Has there ever been a more exciting time to be alive than today? With all the bad news that admittedly dominates the airwaves, our time is characterized by nearly hourly breakthroughs in the sciences and steady progress in outgrowing the ravages of organized religion like the attacks on the U.S. embassies in Libya and Egypt. As a former communications engineer for AT&T and professor of communications, to me the breakthroughs in communications are especially hopeful -- from Pinterest to Square, from GPS to Blu-ray, human beings are more in touch than ever previously imagined. Well, not quite.
In the 1930s a precocious Jesuit scholar Pierre Teilhard de Chardin, in his The Phenomenon of Man, imagined and predicted the very world I believe we are now rapidly approaching -- the point in human evolution he called "the Omega Point."
Teilhard's basic premise is that evolution is all about the development and perfection of the nervous system toward maximum consciousness, as creation on earth moved from simple one-celled organisms to the stunning complexity of the human body.

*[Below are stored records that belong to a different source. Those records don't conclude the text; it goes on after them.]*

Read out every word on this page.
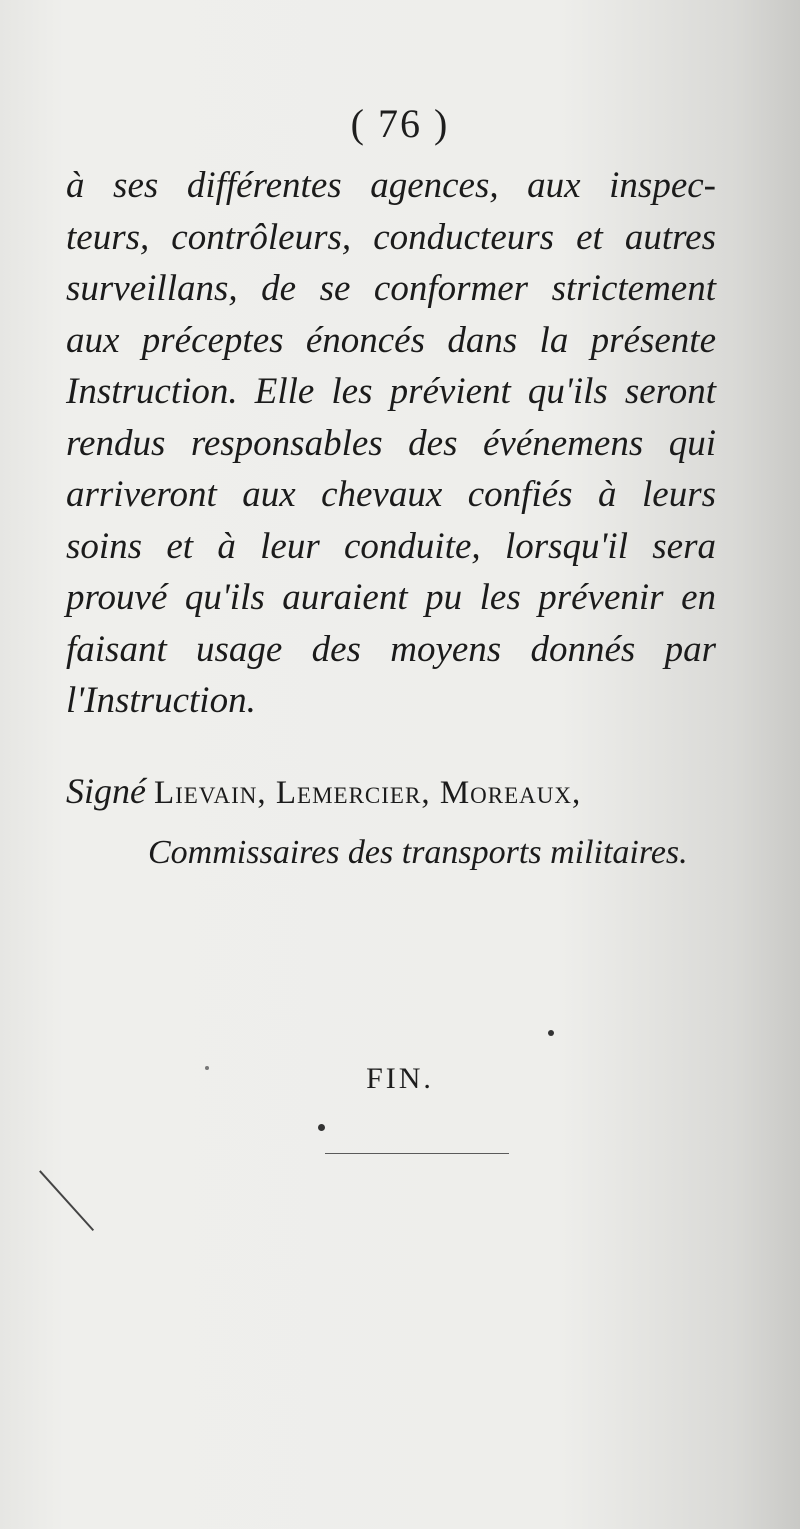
( 76 )
à ses différentes agences, aux inspec-
teurs, contrôleurs, conducteurs et autres
surveillans, de se conformer strictement
aux préceptes énoncés dans la présente
Instruction. Elle les prévient qu'ils seront
rendus responsables des événemens qui
arriveront aux chevaux confiés à leurs
soins et à leur conduite, lorsqu'il sera
prouvé qu'ils auraient pu les prévenir en
faisant usage des moyens donnés par
l'Instruction.
Signé Lievain, Lemercier, Moreaux,
Commissaires des transports militaires.
FIN.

The Omega Point, the end-point of this evolution of consciousness, was foreshadowed in the nineteenth century by the invention of telegraph and radio -- just when our need for information exceeded our internal capacity to extend our sensory collectors. We simply had to reach out. In terms of the human nervous system and its insatiable need to collect and process exterior information, these inventions allowed us for the first time effectively to communicate through time and space -- dramatically externalizing the internal nervous system. Years before its actual appearance, Teilhard predicted television, by which images as well as sounds and writing could be shared through space and time -- what Dante Alighieri's Divine Comedy intimated in the visibile parlare, "visible speech," of the bas-reliefs on the walls of Purgatory.
At the Omega Point, Teilhard theorized, human beings, rising toward the consciousness that guides the universe itself, would be omniscient, ubiquitous, and eventually all-powerful -- the characteristics, not so coincidentally, ascribed by earlier Catholic theologians to God. Of course the ever-conservative Catholic Church took issue with the direction of Teilhard's thinking and placed his book on the index of forbidden books -- as though they'd forgotten that Genesis clearly proclaims that man and woman were created in "His image and likeness."
If we were created in the image of God (aka the consciousness behind the universe), why wouldn't we evolve toward being godlike? Isn't that the whole point of spiritual aspiration, as witnessed by the great mystics of Christian tradition from St. Thérèse of Lisieux to John of the Cross?
On a daily basis, when you're in danger of being brought down by all the crises and bad news, remember that we are fortunate enough to be experiencing the Omega Point all around us -- that time in human evolution when our consciousness as humanity becomes what Teilhard called "autonomous," or free from the limitations of space ("nonlocality") and time ("atemporality"). Most significantly, as we evolve in this direction we evolve beyond our restricted individual consciousness to a super-consciousness, in which the human species become a kind of "super person" transcending the individual persons it's comprised of. With any luck, that super person that is humanity will express -- and continue to strive for -- our higher values rather than our more demonic ones.